Ryan O'Carroll inquest: Rotten tree led to aerial tent death

Ryan O'Carroll with surf board Image copyright Nathan Hanslip
Image caption Ryan O'Carroll was on a surfing trip to Cornwall when the accident happened

A camper was fatally crushed by a rotten tree which fell as he helped his family into a hammock tent, an inquest has heard.

Ryan O'Carroll, from Southampton, had suspended the tent from three trees in Tehidy Country Park in Cornwall on 11 August.

The 25-year-old suffered serious head injuries when one of them fell down, crushing him underneath.

A jury at Plymouth Coroner's Court concluded his death was an accident.

The inquest heard that Mr O'Carroll was helping his wife Stephanee Leal O'Carroll and younger brother Nick into the tent at the time of the collapse.

Image caption Tehidy Country Park is the largest area of woodland in west Cornwall

Mr O'Carroll went into cardiac arrest and died of multiple organ failure at about 11:00 BST on 12 August.

The inquest heard the family arrived at Tehidy "very late in the evening" and the tent was erected "in the dark with limited light from a phone torch".

Witness Natalie Jupp, who had been driving past with her family, told police that she believed the tent was erected about 9ft (2.7m) off the ground.

The tent's manufacturers said that it should not have been higher than 4ft (1.2m), the inquest heard.

Jurors heard there was no evidence to suggest there was anything was wrong with the tent.

Image caption The court heard that no public camping was permitted at Tehidy

Mrs Leal O'Carroll said she was halfway inside the tent when her brother-in-law started shouting.

The inquest heard she was knocked unconscious and woke up trapped inside the tent, before being rescued by the Jupp family.

An accident report by Cornwall Council found that the tent was attached higher than it should have been to a rotten tree in a non-designated camping area that was "clearly signposted".

The council said it was aware of the tree, which was being kept under observation, and that in normal circumstances it would have remained standing for at least another year.

The court heard that no public camping was permitted at Tehidy, and anyone found in the area would be asked to move on.

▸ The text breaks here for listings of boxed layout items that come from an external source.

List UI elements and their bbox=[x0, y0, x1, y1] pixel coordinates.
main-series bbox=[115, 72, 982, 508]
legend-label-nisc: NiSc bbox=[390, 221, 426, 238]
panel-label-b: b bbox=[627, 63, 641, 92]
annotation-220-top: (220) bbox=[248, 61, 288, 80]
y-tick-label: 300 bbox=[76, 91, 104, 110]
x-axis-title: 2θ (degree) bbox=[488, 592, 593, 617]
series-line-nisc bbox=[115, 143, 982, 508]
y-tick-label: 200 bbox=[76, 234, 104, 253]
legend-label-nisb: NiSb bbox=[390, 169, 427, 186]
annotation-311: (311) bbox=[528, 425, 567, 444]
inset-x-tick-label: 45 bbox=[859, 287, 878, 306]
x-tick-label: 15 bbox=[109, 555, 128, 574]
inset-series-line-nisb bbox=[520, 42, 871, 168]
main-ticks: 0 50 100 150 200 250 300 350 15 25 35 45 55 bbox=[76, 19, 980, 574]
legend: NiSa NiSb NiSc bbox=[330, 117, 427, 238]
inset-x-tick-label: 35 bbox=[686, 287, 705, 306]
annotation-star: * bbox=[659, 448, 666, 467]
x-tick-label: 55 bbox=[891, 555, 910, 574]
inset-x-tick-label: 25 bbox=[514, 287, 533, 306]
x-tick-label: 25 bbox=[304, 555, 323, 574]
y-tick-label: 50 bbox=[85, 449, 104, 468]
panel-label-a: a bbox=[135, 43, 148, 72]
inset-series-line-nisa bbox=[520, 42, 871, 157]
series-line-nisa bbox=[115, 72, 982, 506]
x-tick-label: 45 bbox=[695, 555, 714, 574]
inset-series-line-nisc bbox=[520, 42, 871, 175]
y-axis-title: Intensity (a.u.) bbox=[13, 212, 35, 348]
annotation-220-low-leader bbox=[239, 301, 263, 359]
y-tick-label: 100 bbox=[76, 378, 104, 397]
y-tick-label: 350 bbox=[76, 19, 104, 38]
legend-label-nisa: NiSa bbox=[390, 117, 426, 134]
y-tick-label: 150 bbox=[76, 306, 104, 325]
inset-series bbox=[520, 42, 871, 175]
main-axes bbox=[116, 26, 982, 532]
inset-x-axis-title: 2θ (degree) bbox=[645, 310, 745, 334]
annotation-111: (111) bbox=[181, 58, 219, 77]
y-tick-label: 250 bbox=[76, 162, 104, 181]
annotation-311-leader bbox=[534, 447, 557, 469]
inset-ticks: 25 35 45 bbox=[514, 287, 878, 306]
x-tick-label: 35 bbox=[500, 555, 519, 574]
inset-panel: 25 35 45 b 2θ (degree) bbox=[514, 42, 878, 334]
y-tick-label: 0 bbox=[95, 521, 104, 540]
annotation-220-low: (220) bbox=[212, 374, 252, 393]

Image copyright Nathan Hanslip
Image caption Ryan O'Carroll's business partner Nathan Hanslip (right) described him as "one of a kind"

Mr O'Carroll's family released a statement last year in which they described him as "determined, head strong and passionate about life".

His parents, Giselle and Jeff O'Carroll, said: "He had built a successful telecoms business with his partner, Nathan. Employing close to 60 staff, including his brother Derek and sister Jess".

"We are very proud that he was our son and what he achieved, his legacy will forever go on.

"He will be sorely missed and loved by us deeply," they said.

Nathan Hanslip, Mr O'Carroll's business partner, said: "Ryan was an inspirational best friend, brother and business partner."